Have a question about this project? Sign up for a free GitHub account to open an issue and contact its maintainers and the community.

By clicking “Sign up for GitHub”, you agree to our terms of service and privacy statement. We’ll occasionally send you account related emails.

Already on GitHub?
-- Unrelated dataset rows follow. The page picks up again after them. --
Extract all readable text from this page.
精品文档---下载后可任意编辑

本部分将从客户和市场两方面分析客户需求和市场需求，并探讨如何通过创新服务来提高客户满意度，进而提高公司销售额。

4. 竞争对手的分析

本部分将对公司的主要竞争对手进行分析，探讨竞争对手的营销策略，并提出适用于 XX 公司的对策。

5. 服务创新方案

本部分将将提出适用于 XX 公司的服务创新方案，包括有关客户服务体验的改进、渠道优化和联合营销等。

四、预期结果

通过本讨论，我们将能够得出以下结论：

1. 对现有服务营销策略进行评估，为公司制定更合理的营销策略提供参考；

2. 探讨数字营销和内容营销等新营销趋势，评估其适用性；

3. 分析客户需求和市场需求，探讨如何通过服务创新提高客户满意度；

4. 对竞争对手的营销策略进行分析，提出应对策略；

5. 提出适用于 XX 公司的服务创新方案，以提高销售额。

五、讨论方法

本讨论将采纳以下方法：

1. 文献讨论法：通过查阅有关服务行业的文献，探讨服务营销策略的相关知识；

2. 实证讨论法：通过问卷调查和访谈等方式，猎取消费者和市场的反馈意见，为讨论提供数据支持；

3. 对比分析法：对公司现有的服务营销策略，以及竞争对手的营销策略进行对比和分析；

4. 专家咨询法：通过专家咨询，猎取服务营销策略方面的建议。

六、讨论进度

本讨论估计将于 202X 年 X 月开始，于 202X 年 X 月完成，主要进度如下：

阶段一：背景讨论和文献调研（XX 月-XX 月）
Sign in to your account

Improve client handling around director outages #1389

Open
bbockelm opened this issue Jun 6, 2024 · 4 comments
Open

Improve client handling around director outages #1389

bbockelm opened this issue Jun 6, 2024 · 4 comments
Assignees
Labels
client Issue affecting the OSDF client critical High priority for next release director Issue relating to the director component enhancement New feature or request
Milestone

Comments

@bbockelm
Copy link
Collaborator

bbockelm commented Jun 6, 2024

A client unlucky enough to start while the director is restarted will get either a 404 or a 500 from the Traefik ingress (I think it depends slightly on where things are in the restart process).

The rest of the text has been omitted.